Most hospital language-access policies were written before the 2016 Section 1557 update and haven’t been touched since. The checklist below is what an OCR investigator actually asks for when they show up.
The four documents you need on file
- Language-access plan: a written policy naming the languages you serve, how staff identify LEP patients, and the workflow for requesting an interpreter. One page is fine. The plan must be reviewed annually.
- Vendor contracts with interpreter qualifications: your interpreter roster (in-house or contracted) must document each interpreter’s credentials. “Bilingual nurse” is not a credential.
- Notice of right to interpretation: posted in the top 15 languages of your service area, in the patient registration area, on your website, and on any form a patient signs. The HHS-translated taglines are free.
- Interpretation event logs: every interpreted encounter, dated and timed, with language and modality. This is the document an OCR investigator opens first. Most hospitals can’t produce it.
Where most policies fail
The plan exists.
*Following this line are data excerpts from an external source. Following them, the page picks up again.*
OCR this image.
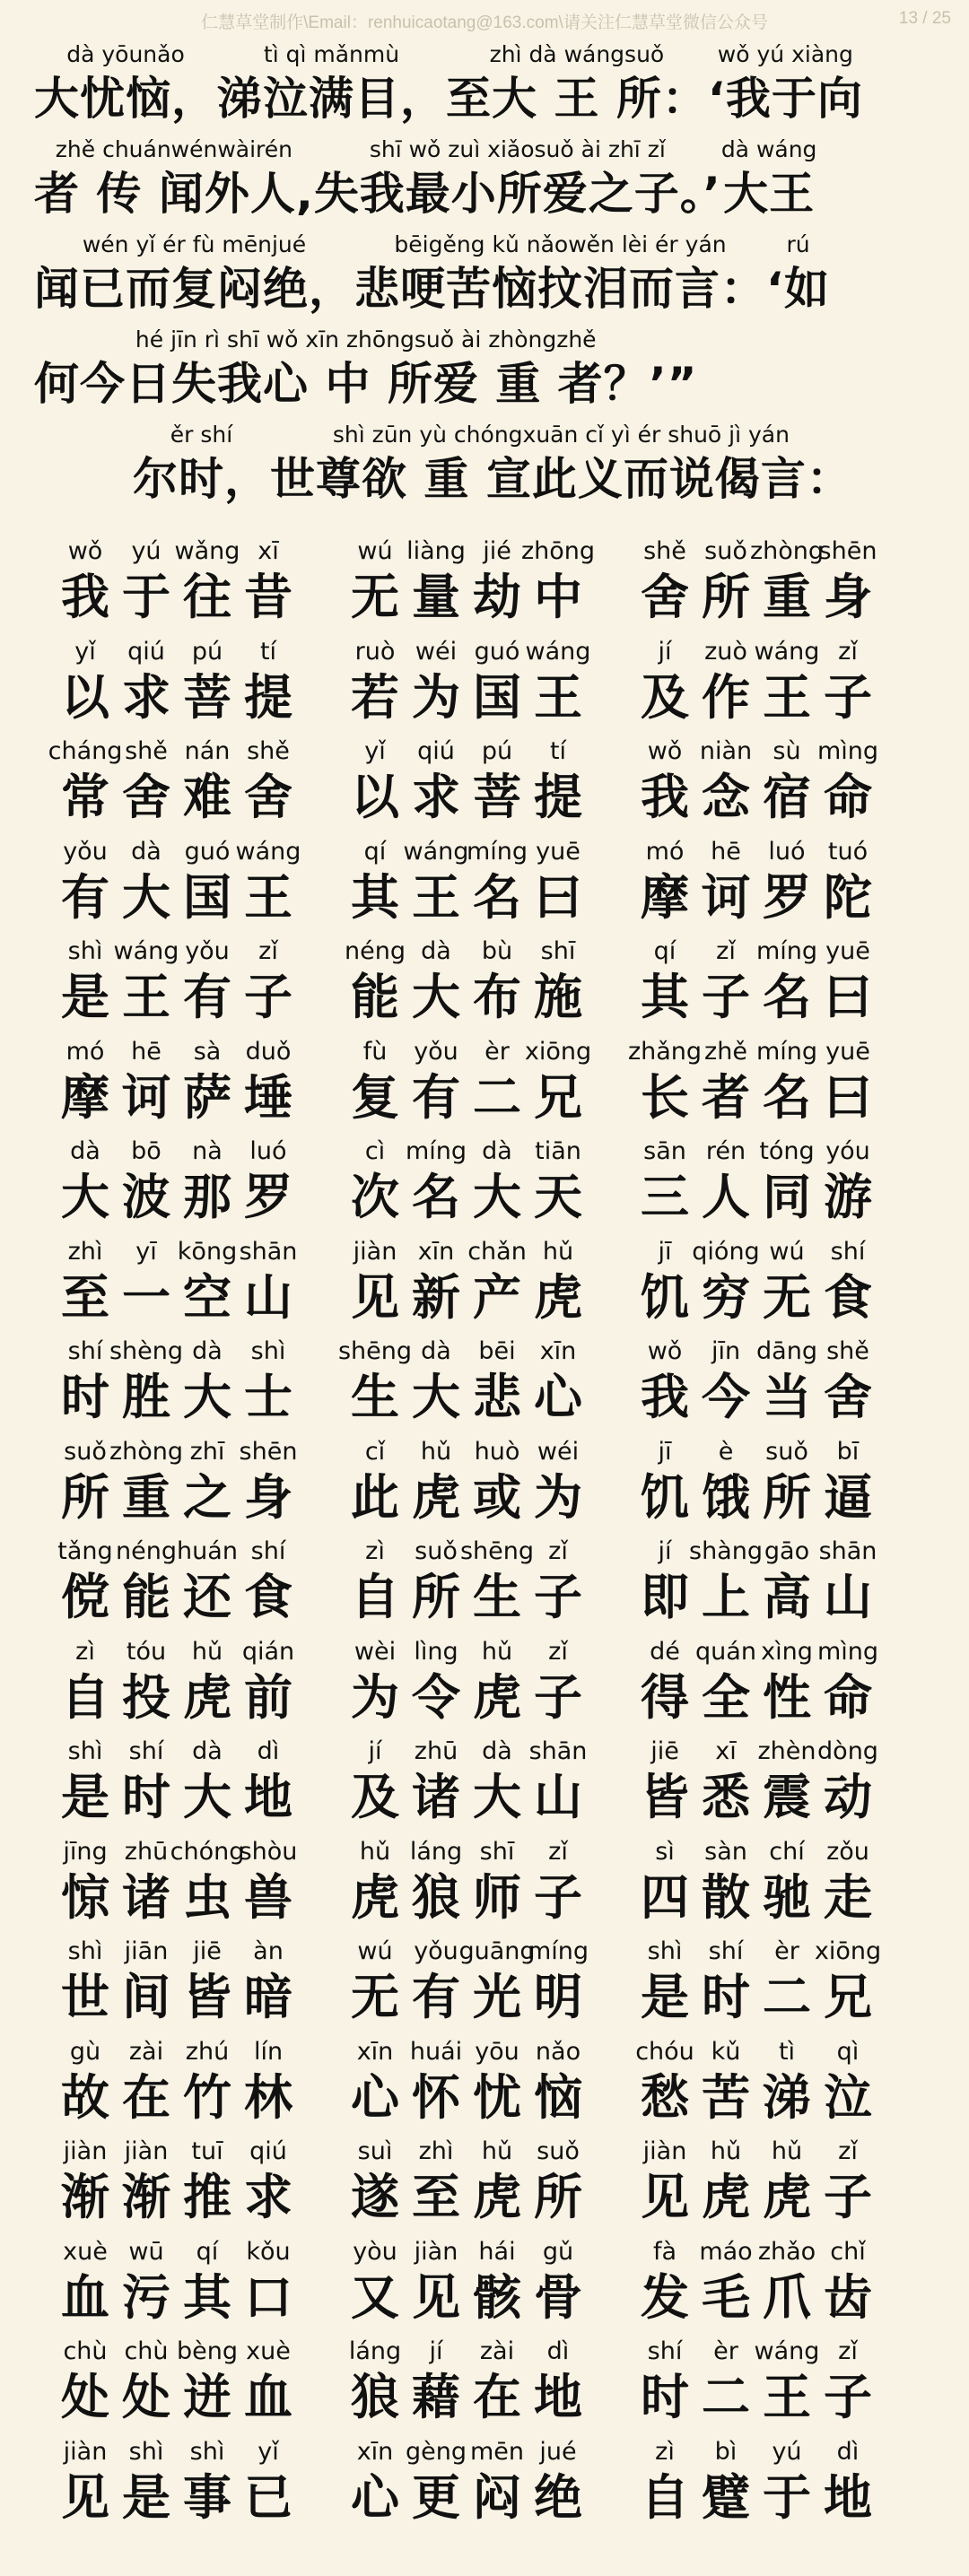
仁慧草堂制作\Email：renhuicaotang@163.com\请关注仁慧草堂微信公众号	13 / 25
dà yōunǎo
大忧恼，
tì qì mǎnmù
涕泣满目，
zhì dà wángsuǒ
至大 王 所：
wǒ yú xiàng
‘我于向
zhě chuánwénwàirén
者 传 闻外人,
shī wǒ zuì xiǎosuǒ ài zhī zǐ
失我最小所爱之子。’
dà wáng
大王
wén yǐ ér fù mēnjué
闻已而复闷绝，
bēigěng kǔ nǎowěn lèi ér yán
悲哽苦恼抆泪而言：
rú
‘如
hé jīn rì shī wǒ xīn zhōngsuǒ ài zhòngzhě
何今日失我心 中 所爱 重 者？’”
ěr shí
尔时，
shì zūn yù chóngxuān cǐ yì ér shuō jì yán
世尊欲 重 宣此义而说偈言：
wǒ
我
yú
于
wǎng
往
xī
昔
wú
无
liàng
量
jié
劫
zhōng
中
shě
舍
suǒ
所
zhòng
重
shēn
身
yǐ
以
qiú
求
pú
菩
tí
提
ruò
若
wéi
为
guó
国
wáng
王
jí
及
zuò
作
wáng
王
zǐ
子
cháng
常
shě
舍
nán
难
shě
舍
yǐ
以
qiú
求
pú
菩
tí
提
wǒ
我
niàn
念
sù
宿
mìng
命
yǒu
有
dà
大
guó
国
wáng
王
qí
其
wáng
王
míng
名
yuē
曰
mó
摩
hē
诃
luó
罗
tuó
陀
shì
是
wáng
王
yǒu
有
zǐ
子
néng
能
dà
大
bù
布
shī
施
qí
其
zǐ
子
míng
名
yuē
曰
mó
摩
hē
诃
sà
萨
duǒ
埵
fù
复
yǒu
有
èr
二
xiōng
兄
zhǎng
长
zhě
者
míng
名
yuē
曰
dà
大
bō
波
nà
那
luó
罗
cì
次
míng
名
dà
大
tiān
天
sān
三
rén
人
tóng
同
yóu
游
zhì
至
yī
一
kōng
空
shān
山
jiàn
见
xīn
新
chǎn
产
hǔ
虎
jī
饥
qióng
穷
wú
无
shí
食
shí
时
shèng
胜
dà
大
shì
士
shēng
生
dà
大
bēi
悲
xīn
心
wǒ
我
jīn
今
dāng
当
shě
舍
suǒ
所
zhòng
重
zhī
之
shēn
身
cǐ
此
hǔ
虎
huò
或
wéi
为
jī
饥
è
饿
suǒ
所
bī
逼
tǎng
傥
néng
能
huán
还
shí
食
zì
自
suǒ
所
shēng
生
zǐ
子
jí
即
shàng
上
gāo
高
shān
山
zì
自
tóu
投
hǔ
虎
qián
前
wèi
为
lìng
令
hǔ
虎
zǐ
子
dé
得
quán
全
xìng
性
mìng
命
shì
是
shí
时
dà
大
dì
地
jí
及
zhū
诸
dà
大
shān
山
jiē
皆
xī
悉
zhèn
震
dòng
动
jīng
惊
zhū
诸
chóng
虫
shòu
兽
hǔ
虎
láng
狼
shī
师
zǐ
子
sì
四
sàn
散
chí
驰
zǒu
走
shì
世
jiān
间
jiē
皆
àn
暗
wú
无
yǒu
有
guāng
光
míng
明
shì
是
shí
时
èr
二
xiōng
兄
gù
故
zài
在
zhú
竹
lín
林
xīn
心
huái
怀
yōu
忧
nǎo
恼
chóu
愁
kǔ
苦
tì
涕
qì
泣
jiàn
渐
jiàn
渐
tuī
推
qiú
求
suì
遂
zhì
至
hǔ
虎
suǒ
所
jiàn
见
hǔ
虎
hǔ
虎
zǐ
子
xuè
血
wū
污
qí
其
kǒu
口
yòu
又
jiàn
见
hái
骸
gǔ
骨
fà
发
máo
毛
zhǎo
爪
chǐ
齿
chù
处
chù
处
bèng
迸
xuè
血
láng
狼
jí
藉
zài
在
dì
地
shí
时
èr
二
wáng
王
zǐ
子
jiàn
见
shì
是
shì
事
yǐ
已
xīn
心
gèng
更
mēn
闷
jué
绝
zì
自
bì
躄
yú
于
dì
地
The contracts exist. The notice is posted. The logs are missing, or they exist in three different systems and nobody can produce a clean export.
This is the single most common Title VI finding: organizations that had interpretation but couldn’t prove it had been interpreted by a qualified person on a specific date. The remedy is uniformly painful: voluntary resolution agreements, monitor visits, staff training mandates.
What “good” looks like
A clean program produces, for any patient encounter on any date, a single line of evidence: interpreter name + credential + modality + duration + patient identifier. If you can produce that line in under five minutes, you are above the median.
If you can’t, the issue isn’t policy. It’s that interpretation lives in a spreadsheet, an email thread, or a vendor portal that doesn’t talk to your EHR. The next step isn’t a new policy. It’s a system that produces the log as a byproduct of the work.